Ora bem, antes de mais, faça-se ao menos a justiça de não passar a certidão de estupidez e de ignorância a tanta gente ilustre que acreditou e defendeu a maternidade de Maria durante tantos séculos. O título «Mãe de Deus», mais que uma afirmação de carácter ontológico (seja-me perdoado o adjetivo técnico), é uma constatação de carácter «histórico». E é nessa base que o título se justifica. É quase tautológico, por ser evidente demais, afirmar que Deus, sendo quem é (não criado, sem princípio nem fim) não pode ser filho de ninguém. Mas, numa óptica de fé, é também incontestável que a Deus nada é impossível; e nem sequer Lhe é impossível fazer-se como um de nós, um homem (que é isso mesmo em que consiste a realidade do Natal).
Então, quanto ao facto de Deus como tal não poder ser filho de ninguém, estamos todos de acordo. Mas, no contexto da doutrina cristã, o título «Mãe de Deus» é talvez o que melhor exprime o papel e a missão de Maria na história concreta da salvação, atendendo ao acontecimento real da Incarnação, que não parece merecer contestação por parte de ninguém que verdadeiramente se queira dizer cristão. Além do mais, também estamos de acordo que a salvação, no seu sentido pleno, é uma prerrogativa exclusiva de Deus. Só Deus pode salvar. Mas a maneira de Ele realizar a salvação depende também só dele. Ora bem, como se pode deduzir das considerações tecidas por ocasião do domingo de Natal, Deus decide fazer-se um de nós em Jesus. Mas, fazendo-se um de nós em Jesus, nem por isso deixa de ser quem é.
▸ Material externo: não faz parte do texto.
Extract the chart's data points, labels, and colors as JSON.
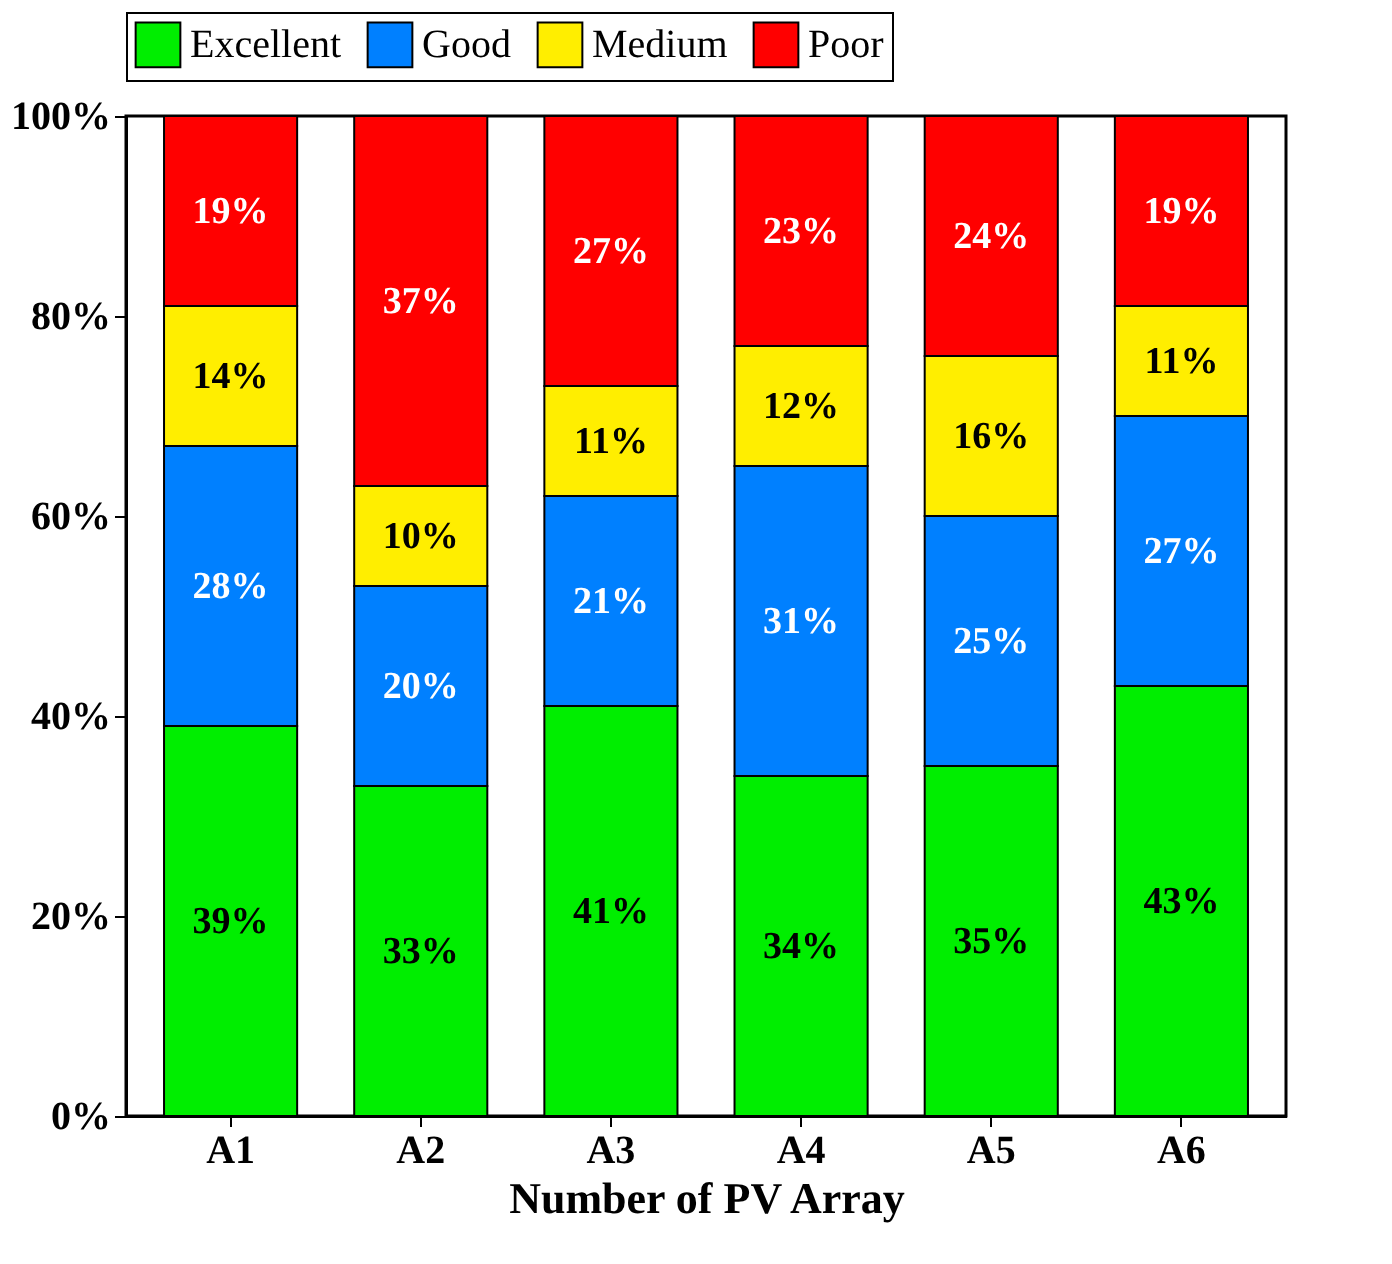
{
  "chart_data": {
    "type": "bar",
    "stacked": true,
    "xlabel": "Number of PV Array",
    "categories": [
      "A1",
      "A2",
      "A3",
      "A4",
      "A5",
      "A6"
    ],
    "series": [
      {
        "name": "Excellent",
        "color": "#00ee00",
        "values": [
          39,
          33,
          41,
          34,
          35,
          43
        ],
        "value_labels": [
          "39%",
          "33%",
          "41%",
          "34%",
          "35%",
          "43%"
        ]
      },
      {
        "name": "Good",
        "color": "#0080ff",
        "values": [
          28,
          20,
          21,
          31,
          25,
          27
        ],
        "value_labels": [
          "28%",
          "20%",
          "21%",
          "31%",
          "25%",
          "27%"
        ]
      },
      {
        "name": "Medium",
        "color": "#ffee00",
        "values": [
          14,
          10,
          11,
          12,
          16,
          11
        ],
        "value_labels": [
          "14%",
          "10%",
          "11%",
          "12%",
          "16%",
          "11%"
        ]
      },
      {
        "name": "Poor",
        "color": "#ff0000",
        "values": [
          19,
          37,
          27,
          23,
          24,
          19
        ],
        "value_labels": [
          "19%",
          "37%",
          "27%",
          "23%",
          "24%",
          "19%"
        ]
      }
    ],
    "ylim": [
      0,
      100
    ],
    "yticks": [
      {
        "value": 0,
        "label": "0%"
      },
      {
        "value": 20,
        "label": "20%"
      },
      {
        "value": 40,
        "label": "40%"
      },
      {
        "value": 60,
        "label": "60%"
      },
      {
        "value": 80,
        "label": "80%"
      },
      {
        "value": 100,
        "label": "100%"
      }
    ],
    "legend": "top",
    "grid": false
  }
}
Segundo a sua etimologia, o nome de Jesus, o Verbo de Deus humanado (e isso é manifesto logo nas primeiras páginas do NT; cf., por exemplo, o 1º capítulo de S. Lucas) é «aquele que salva». É precisamente isso mesmo: o próprio nome «Jesus» está a indicar que Ele, como Deus, é salvador. Essa constatação está a demonstrar, sem margem para dúvidas, que Ele é «equiparado» a Deus pelos Evangelhos. Ora bem, por decisão do próprio Deus, Maria é precisamente a mãe deste Jesus, que é verdadeiro Deus e verdadeiro Homem. É esse o motivo por que, ao afirmarmos que Maria é mãe de Jesus, estamos a dizer, implicitamente, que ela é «Mãe de Deus» (obviamente de «Deus humanado»).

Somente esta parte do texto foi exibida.